Get out your bingo cards for this one. I stopped after these five gave me an immediate win:

  • Bellingcat

  • "Ukraine is extra anti-nazi because they know what it's like to be occupied by them"

  • "But also they don't know these are nazi symbols"

  • "And pointing them out is Russian propaganda"

  • "And the idea that they're really just nazis like they say they are is nazi propaganda"

archive link

  • culpritus [any]
    ·
    edit-2
    1 year ago

    How braindead is the western world media?

    Questions over how to interpret such symbols are as divisive as they are persistent, and not just in Ukraine. In the American South, some have insisted that today, the Confederate flag symbolizes pride, not its history of racism and secession. The swastika was an important Hindu symbol before it was co-opted by the Nazis.

    :john-brown:

    In April, Ukraine’s Defense Ministry posted a photograph on its Twitter account of a soldier wearing a patch featuring a skull and crossbones known as the Totenkopf, or Death’s Head. The specific symbol in the picture was made notorious by a Nazi unit that committed war crimes and guarded concentration camps during World War II.

    The patch in the photograph sets the Totenkopf atop a Ukrainian flag with a small No. 6 below. That patch is the official merchandise of Death in June, a British neo-folk band that the Southern Poverty Law Center has said produces “hate speech” that “exploits themes and images of fascism and Nazism.”

    The Anti-Defamation League considers the Totenkopf “a common hate symbol.” But Jake Hyman, a spokesperson for the group, said it was impossible to “make an inference about the wearer or the Ukrainian army” based on the patch.

    “The image, while offensive, is that of a musical band,” Hyman said.

    A band that happens to be very into Nazi shit.

    The band now uses the photograph posted by the Ukrainian military to market the Totenkopf patch.

    Curious.

    The Soviet Union signed a nonaggression pact with Germany in 1939, so it was caught by surprise two years later when the Nazis invaded Ukraine, which was then part of the Soviet Union. Ukraine had suffered greatly under a Soviet government that engineered a famine that killed millions. Many Ukrainians initially viewed the Nazis as liberators.

    Factions from the Organization of Ukrainian Nationalists and its insurgent army fought alongside the Nazis in what they viewed as a struggle for Ukrainian sovereignty. Members of those groups also took part in atrocities against Jewish and Polish civilians. Later in the war, though, some of the groups fought against the Nazis.

    Some Ukrainians joined Nazi military units such as the Waffen-SS Galizien. The emblem of the group, which was led by German officers, was a sky-blue patch showing a lion and three crowns. The unit took part in a massacre of hundreds of Polish civilians in 1944. In December, after a yearslong legal battle, Ukraine’s highest court ruled that a government-funded research institute could continue to list the unit’s insignia as excluded from the Nazi symbols banned under a 2015 law.

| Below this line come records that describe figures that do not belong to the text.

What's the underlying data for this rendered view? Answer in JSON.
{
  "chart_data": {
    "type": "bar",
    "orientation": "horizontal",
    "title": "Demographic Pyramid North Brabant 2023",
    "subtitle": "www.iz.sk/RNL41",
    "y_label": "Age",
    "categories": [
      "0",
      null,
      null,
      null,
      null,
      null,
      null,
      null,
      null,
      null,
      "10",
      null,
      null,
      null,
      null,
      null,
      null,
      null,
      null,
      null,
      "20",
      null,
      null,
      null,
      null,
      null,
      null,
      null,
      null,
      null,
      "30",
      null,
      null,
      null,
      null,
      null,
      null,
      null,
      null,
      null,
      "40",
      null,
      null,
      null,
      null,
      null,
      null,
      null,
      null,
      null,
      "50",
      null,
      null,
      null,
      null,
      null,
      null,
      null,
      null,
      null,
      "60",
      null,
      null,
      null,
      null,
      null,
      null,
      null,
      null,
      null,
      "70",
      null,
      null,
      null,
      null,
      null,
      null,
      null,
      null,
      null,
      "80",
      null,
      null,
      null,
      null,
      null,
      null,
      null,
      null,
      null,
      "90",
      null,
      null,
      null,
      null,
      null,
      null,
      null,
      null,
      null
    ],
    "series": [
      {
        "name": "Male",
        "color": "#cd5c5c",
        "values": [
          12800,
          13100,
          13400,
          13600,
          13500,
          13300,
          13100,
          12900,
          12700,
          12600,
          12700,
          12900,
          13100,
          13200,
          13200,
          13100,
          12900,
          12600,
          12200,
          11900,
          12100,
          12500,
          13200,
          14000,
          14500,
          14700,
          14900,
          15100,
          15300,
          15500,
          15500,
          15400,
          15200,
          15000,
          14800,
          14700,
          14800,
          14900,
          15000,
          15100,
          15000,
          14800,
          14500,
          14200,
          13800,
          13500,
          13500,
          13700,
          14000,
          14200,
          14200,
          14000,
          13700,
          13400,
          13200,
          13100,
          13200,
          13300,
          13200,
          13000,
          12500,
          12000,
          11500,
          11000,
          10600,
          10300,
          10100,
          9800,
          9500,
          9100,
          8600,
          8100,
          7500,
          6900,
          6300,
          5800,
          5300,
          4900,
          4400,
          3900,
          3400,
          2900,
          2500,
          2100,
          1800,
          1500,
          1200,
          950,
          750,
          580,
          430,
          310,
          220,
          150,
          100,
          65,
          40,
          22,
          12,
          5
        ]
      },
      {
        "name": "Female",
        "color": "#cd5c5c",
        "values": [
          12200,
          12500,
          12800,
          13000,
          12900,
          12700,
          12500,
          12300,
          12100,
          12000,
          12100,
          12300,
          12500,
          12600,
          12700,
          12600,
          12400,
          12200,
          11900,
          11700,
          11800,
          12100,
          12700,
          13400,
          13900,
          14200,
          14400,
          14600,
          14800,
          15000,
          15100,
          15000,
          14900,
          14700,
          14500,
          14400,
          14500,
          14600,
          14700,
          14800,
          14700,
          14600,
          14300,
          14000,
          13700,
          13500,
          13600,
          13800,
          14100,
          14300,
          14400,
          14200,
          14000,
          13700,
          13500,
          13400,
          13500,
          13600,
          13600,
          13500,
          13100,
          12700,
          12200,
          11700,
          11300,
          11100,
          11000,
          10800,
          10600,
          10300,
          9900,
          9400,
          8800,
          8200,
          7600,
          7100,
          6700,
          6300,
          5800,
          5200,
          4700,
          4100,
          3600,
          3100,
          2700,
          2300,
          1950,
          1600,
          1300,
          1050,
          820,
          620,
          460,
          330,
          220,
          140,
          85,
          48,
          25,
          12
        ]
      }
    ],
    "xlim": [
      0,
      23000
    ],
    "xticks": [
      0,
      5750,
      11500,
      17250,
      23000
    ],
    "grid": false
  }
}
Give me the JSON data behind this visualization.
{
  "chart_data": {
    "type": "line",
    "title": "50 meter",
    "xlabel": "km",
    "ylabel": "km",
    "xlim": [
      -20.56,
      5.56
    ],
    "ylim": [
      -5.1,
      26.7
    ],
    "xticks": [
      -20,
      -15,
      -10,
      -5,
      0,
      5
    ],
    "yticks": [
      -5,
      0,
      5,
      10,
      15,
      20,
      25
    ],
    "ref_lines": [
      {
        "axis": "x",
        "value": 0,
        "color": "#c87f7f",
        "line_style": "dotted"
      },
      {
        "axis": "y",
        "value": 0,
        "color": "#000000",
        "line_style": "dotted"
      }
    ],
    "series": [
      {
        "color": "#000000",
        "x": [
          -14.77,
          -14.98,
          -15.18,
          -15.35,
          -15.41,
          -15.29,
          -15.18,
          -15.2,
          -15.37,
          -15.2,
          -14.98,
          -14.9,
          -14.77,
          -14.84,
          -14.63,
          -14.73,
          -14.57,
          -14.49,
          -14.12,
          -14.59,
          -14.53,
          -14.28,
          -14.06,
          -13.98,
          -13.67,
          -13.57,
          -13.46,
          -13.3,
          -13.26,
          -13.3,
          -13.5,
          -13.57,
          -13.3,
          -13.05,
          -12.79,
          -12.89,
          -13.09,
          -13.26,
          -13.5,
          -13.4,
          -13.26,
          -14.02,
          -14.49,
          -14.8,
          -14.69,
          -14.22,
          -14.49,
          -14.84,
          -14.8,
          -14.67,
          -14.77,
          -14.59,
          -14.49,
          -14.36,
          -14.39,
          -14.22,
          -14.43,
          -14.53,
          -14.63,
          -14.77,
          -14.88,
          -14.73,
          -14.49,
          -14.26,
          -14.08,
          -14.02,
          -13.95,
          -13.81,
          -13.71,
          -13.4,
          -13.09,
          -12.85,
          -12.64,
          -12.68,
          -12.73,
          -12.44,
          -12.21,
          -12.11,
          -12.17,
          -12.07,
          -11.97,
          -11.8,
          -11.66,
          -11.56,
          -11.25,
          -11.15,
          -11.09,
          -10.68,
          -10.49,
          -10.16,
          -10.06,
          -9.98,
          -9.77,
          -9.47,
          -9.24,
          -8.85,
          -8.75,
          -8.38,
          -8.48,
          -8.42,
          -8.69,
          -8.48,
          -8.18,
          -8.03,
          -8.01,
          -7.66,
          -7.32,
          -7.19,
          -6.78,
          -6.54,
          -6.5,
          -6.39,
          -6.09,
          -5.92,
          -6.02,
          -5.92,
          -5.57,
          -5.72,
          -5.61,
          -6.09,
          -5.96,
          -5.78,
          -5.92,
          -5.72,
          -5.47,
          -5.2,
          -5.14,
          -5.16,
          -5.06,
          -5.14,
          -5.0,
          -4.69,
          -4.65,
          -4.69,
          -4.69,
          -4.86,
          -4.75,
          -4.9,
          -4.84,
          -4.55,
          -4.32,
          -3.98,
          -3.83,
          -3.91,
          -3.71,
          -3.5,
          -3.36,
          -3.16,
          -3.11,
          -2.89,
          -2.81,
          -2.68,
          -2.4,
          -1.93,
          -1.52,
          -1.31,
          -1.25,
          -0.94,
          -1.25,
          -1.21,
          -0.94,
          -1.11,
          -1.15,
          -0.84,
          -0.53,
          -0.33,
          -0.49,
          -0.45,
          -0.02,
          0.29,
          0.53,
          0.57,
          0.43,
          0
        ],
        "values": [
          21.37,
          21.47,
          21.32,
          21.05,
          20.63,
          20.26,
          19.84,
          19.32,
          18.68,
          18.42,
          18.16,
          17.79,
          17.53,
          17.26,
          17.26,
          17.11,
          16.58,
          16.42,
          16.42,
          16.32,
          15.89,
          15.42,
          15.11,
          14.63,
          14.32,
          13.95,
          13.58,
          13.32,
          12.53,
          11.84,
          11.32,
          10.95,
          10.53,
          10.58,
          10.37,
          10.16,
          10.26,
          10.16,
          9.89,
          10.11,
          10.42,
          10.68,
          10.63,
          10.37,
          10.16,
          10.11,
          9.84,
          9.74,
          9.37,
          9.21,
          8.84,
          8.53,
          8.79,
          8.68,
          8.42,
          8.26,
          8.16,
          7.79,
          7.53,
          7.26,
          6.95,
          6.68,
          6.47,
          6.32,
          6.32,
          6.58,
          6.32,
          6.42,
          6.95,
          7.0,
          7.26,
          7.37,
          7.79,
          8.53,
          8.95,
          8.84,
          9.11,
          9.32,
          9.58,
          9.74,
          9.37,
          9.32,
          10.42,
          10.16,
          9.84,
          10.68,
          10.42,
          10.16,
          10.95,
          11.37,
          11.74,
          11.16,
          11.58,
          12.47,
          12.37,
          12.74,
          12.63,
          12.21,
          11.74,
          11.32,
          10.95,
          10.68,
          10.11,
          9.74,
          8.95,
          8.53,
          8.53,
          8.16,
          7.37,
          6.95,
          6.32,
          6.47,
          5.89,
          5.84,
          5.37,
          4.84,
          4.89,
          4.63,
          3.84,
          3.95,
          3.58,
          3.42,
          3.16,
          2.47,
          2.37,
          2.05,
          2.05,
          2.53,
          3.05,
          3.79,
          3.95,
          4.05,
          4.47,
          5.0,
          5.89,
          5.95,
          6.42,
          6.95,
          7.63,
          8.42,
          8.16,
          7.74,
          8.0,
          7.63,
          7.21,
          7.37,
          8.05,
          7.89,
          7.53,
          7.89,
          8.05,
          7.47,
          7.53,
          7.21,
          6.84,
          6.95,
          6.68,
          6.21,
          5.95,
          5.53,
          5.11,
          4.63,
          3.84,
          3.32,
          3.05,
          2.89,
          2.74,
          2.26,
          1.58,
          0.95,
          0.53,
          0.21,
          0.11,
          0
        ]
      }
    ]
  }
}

    Of course got to spin up that Nazi propaganda about Holo-dork-more as engineered terror famine. That shows how un-Nazi the whole situation is, right?

    • footfaults [none/use name]
      ·
      1 year ago

      The Anti-Defamation League considers the Totenkopf “a common hate symbol.” But Jake Hyman, a spokesperson for the group, said it was impossible to “make an inference about the wearer or the Ukrainian army” based on the patch.

      Obviously if a Palestinian was wearing a patch like this, the ADL would react the same, right?